Cette dramatisation d'une banale causerie technique a quelque chose de déplaisant. Les instances décisionnaires de sanctions, ce n'est pas dans le bureau d'un DC.
Personnellement, j'ai déjà eu de tels entretiens au bistrot du coin, pour justement dédramatiser, et rester dans une certaine convivialité. C'est sur que si le confrère vient avec un "avocat", ça ne va pas détendre l'atmosphère, et ça va vite devenir glacial ! ou alors je vais chercher un collègue, pour être à 2 contre 2. On pourrait aussi faire intervenir un arbitre !, et on réussit ainsi à transformer un entretien en juridiction !
10/02/2007 à 22h28
salut à tous ! le temps et la neige était OK ....
pour l'entretien confraternel...ca me fait penser que les suspects auront aussi droit a un avocat pendant la garde a vue...ca eviterait des aveux "spontanés" ....
sinon pour sortir quand même du contexte "policier" il y a toujours la possibilité d'aller "au café" , mais ca risque de faire comme avec le juge van ruymbeke ...
10/02/2007 à 22h45
ameli Ecrivait:
-------------------------------------------------------
> Ce sont 2 confrères
> qui causent, c'est un entretien et rien qu'un
> entretien.
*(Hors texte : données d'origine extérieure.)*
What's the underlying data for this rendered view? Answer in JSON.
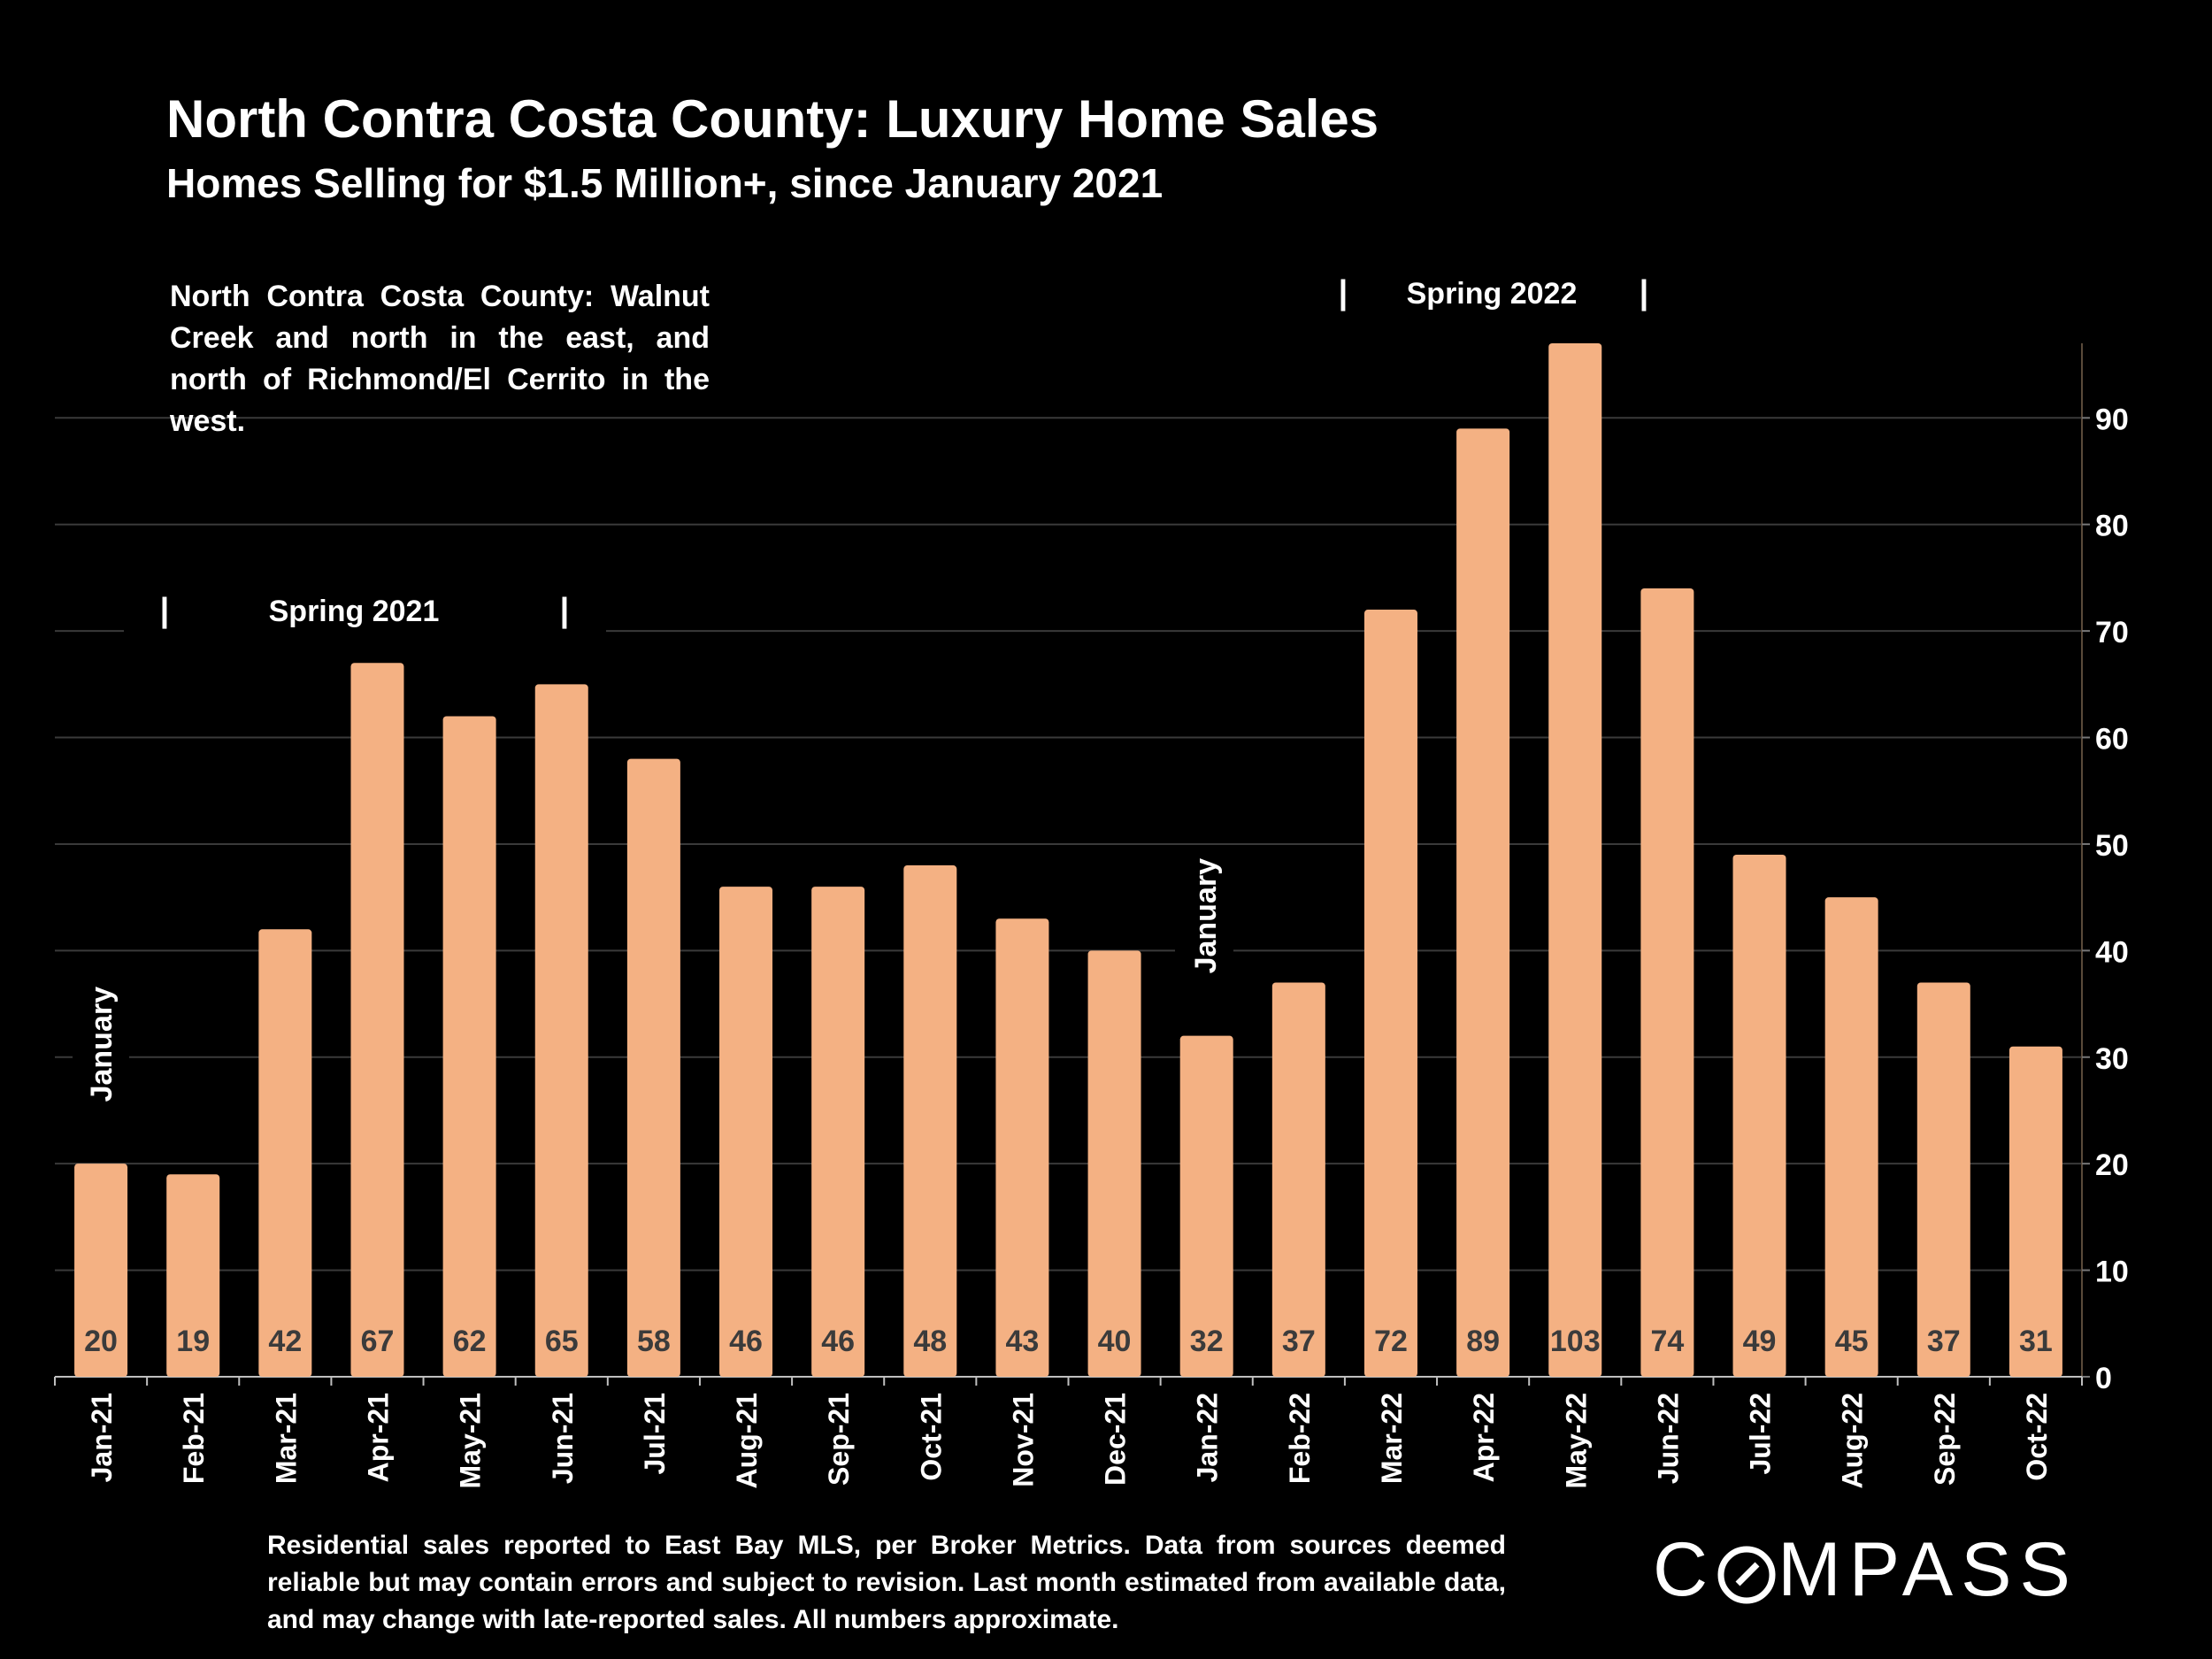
{
  "header": {
    "title": "North Contra Costa County: Luxury Home Sales",
    "subtitle": "Homes Selling for $1.5 Million+, since January 2021"
  },
  "region_note": "North Contra Costa County: Walnut Creek and north in the east, and north of Richmond/El Cerrito in the west.",
  "footnote": "Residential sales reported to East Bay MLS, per Broker Metrics. Data from sources deemed reliable but may contain errors and subject to revision.  Last month estimated from available data, and may change with late-reported sales. All numbers approximate.",
  "logo": {
    "before": "C",
    "after": "MPASS"
  },
  "annotations": {
    "spring_2021": "Spring 2021",
    "spring_2022": "Spring 2022",
    "january_1": "January",
    "january_2": "January",
    "bracket": "|"
  },
  "colors": {
    "bar": "#F4B183",
    "background": "#000000",
    "grid": "#3a3a3a",
    "text": "#ffffff",
    "value_label": "#3b3b3b"
  },
  "chart_data": {
    "type": "bar",
    "title": "North Contra Costa County: Luxury Home Sales",
    "subtitle": "Homes Selling for $1.5 Million+, since January 2021",
    "categories": [
      "Jan-21",
      "Feb-21",
      "Mar-21",
      "Apr-21",
      "May-21",
      "Jun-21",
      "Jul-21",
      "Aug-21",
      "Sep-21",
      "Oct-21",
      "Nov-21",
      "Dec-21",
      "Jan-22",
      "Feb-22",
      "Mar-22",
      "Apr-22",
      "May-22",
      "Jun-22",
      "Jul-22",
      "Aug-22",
      "Sep-22",
      "Oct-22"
    ],
    "values": [
      20,
      19,
      42,
      67,
      62,
      65,
      58,
      46,
      46,
      48,
      43,
      40,
      32,
      37,
      72,
      89,
      103,
      74,
      49,
      45,
      37,
      31
    ],
    "data_labels": [
      "20",
      "19",
      "42",
      "67",
      "62",
      "65",
      "58",
      "46",
      "46",
      "48",
      "43",
      "40",
      "32",
      "37",
      "72",
      "89",
      "103",
      "74",
      "49",
      "45",
      "37",
      "31"
    ],
    "y_axis_side": "right",
    "yticks": [
      0,
      10,
      20,
      30,
      40,
      50,
      60,
      70,
      80,
      90
    ],
    "ylim": [
      0,
      97
    ],
    "grid": true,
    "xlabel": "",
    "ylabel": ""
  }
}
Le mot est important !
Et ils s'entretiennent de quoi ? De l'émission de Cauet de la veille ? De leurs pronostics pour les élections ? Où des motifs qui pourraient amener le "confrère" à finir au TASS ?
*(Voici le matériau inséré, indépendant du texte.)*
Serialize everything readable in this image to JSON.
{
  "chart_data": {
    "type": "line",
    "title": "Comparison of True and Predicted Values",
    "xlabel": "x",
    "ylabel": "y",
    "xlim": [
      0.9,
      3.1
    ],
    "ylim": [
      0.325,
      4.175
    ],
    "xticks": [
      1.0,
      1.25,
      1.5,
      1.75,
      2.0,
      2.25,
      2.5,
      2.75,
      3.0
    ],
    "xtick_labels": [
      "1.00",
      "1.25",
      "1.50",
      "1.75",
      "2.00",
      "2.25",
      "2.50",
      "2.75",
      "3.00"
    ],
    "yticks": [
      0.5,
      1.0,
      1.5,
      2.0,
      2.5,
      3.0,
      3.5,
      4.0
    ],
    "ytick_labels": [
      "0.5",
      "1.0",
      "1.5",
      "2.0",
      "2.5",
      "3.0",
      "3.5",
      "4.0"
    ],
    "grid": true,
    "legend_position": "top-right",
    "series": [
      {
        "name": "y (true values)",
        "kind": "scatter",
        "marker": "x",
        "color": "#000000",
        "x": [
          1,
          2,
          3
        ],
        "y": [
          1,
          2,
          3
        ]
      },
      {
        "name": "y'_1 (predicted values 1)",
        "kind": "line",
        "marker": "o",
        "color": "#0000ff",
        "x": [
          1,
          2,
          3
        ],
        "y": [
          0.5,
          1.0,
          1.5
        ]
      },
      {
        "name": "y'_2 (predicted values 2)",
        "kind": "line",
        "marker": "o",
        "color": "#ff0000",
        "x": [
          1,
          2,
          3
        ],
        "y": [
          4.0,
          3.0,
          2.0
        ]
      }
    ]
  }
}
- Salut Vieux, alors ça roule le cabinet, les affaires vont bien !?
- Oui pas mal, je te raconte pas avec le passage de SC6 à SC7 je me goinfre, je crois bien que je n'ai plus d'empreinte digitale sur le pouce...
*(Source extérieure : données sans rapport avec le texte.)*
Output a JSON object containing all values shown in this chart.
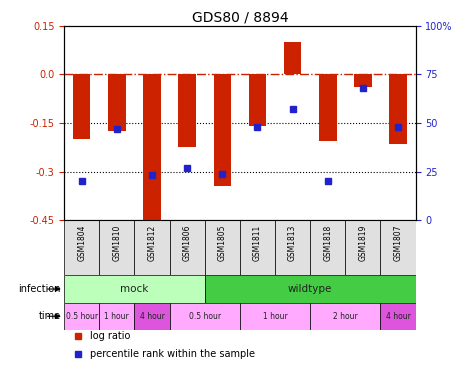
{
  "title": "GDS80 / 8894",
  "samples": [
    "GSM1804",
    "GSM1810",
    "GSM1812",
    "GSM1806",
    "GSM1805",
    "GSM1811",
    "GSM1813",
    "GSM1818",
    "GSM1819",
    "GSM1807"
  ],
  "log_ratio": [
    -0.2,
    -0.175,
    -0.46,
    -0.225,
    -0.345,
    -0.16,
    0.1,
    -0.205,
    -0.04,
    -0.215
  ],
  "percentile": [
    20,
    47,
    23,
    27,
    24,
    48,
    57,
    20,
    68,
    48
  ],
  "ylim": [
    -0.45,
    0.15
  ],
  "yticks_left": [
    -0.45,
    -0.3,
    -0.15,
    0.0,
    0.15
  ],
  "yticks_right": [
    0,
    25,
    50,
    75,
    100
  ],
  "bar_color": "#cc2200",
  "dot_color": "#2222cc",
  "hline_color": "#cc2200",
  "infection_groups": [
    {
      "label": "mock",
      "start": 0,
      "end": 3,
      "color": "#bbffbb"
    },
    {
      "label": "wildtype",
      "start": 4,
      "end": 9,
      "color": "#44cc44"
    }
  ],
  "time_boxes": [
    {
      "label": "0.5 hour",
      "start": 0,
      "end": 0,
      "color": "#ffaaff"
    },
    {
      "label": "1 hour",
      "start": 1,
      "end": 1,
      "color": "#ffaaff"
    },
    {
      "label": "4 hour",
      "start": 2,
      "end": 2,
      "color": "#dd55dd"
    },
    {
      "label": "0.5 hour",
      "start": 3,
      "end": 4,
      "color": "#ffaaff"
    },
    {
      "label": "1 hour",
      "start": 5,
      "end": 6,
      "color": "#ffaaff"
    },
    {
      "label": "2 hour",
      "start": 7,
      "end": 8,
      "color": "#ffaaff"
    },
    {
      "label": "4 hour",
      "start": 9,
      "end": 9,
      "color": "#dd55dd"
    }
  ],
  "legend_items": [
    {
      "label": "log ratio",
      "color": "#cc2200"
    },
    {
      "label": "percentile rank within the sample",
      "color": "#2222cc"
    }
  ],
  "infection_label": "infection",
  "time_label": "time",
  "bar_width": 0.5
}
-Ah ah ah, sacré gégé, et d'ailleurs au fait, pendant que je te tiens, c'est bizarre dans tes actes je ne vois que des SC17, c'est marrant ça !
-...
-Oh oh oh, je t'ai bien eu, tu verrais ta tête. Bon, allez, on se revoit la semaine prochaine, on va chez toi, ou chez moi ?
-Comme tu veux, mais ici je trouve ça un peu administratif, tu ne connaitrais pas un endroit plus sympa ?
-Ok, bah on n'a qu'à se donner rendez vous au bar pmu de "La Dernière Chance".
-D'accord, à la semaine prochaine !
-Et au fait, Gégé, tu n'oublies pas d'amener tes dossiers complets avec les radios, hein, on va bien rigoler !
11/02/2007 à 03h32
On voit bien que vous n'y êtes pas passé, à l'entretien !
Bon d'accord, je suis un original, mais voilà comment je fais, et ça n'est peut-être pas la méthode usuelle.
D'abord, je n'ai rien à foutre des aveux, rien de rien. J'ai des preuves, des radios, des feuilles de soins qui ne correspondent pas aux radios.
Je travaille dans le "flagrant", et je ne suis pas du genre à prendre le compas pour compter le nombre de faces ou à pinailler pour un mm sur une endo.
Tous les machins vaseux, pas très bien étayés, sont jetés au panier. Il ne reste que du blindé sur la table. Impossible de nier. Donc, il n'y a plus de négociation pour retirer quelque chose ! J'ai fait une négociation de 5 heures, ça m'a guéri.
Je présente mes preuves, l'avertit des suites possibles, explique les procédures possibles point par point, le met en garde pour une nouvelle analyse dans 2 ans, et basta.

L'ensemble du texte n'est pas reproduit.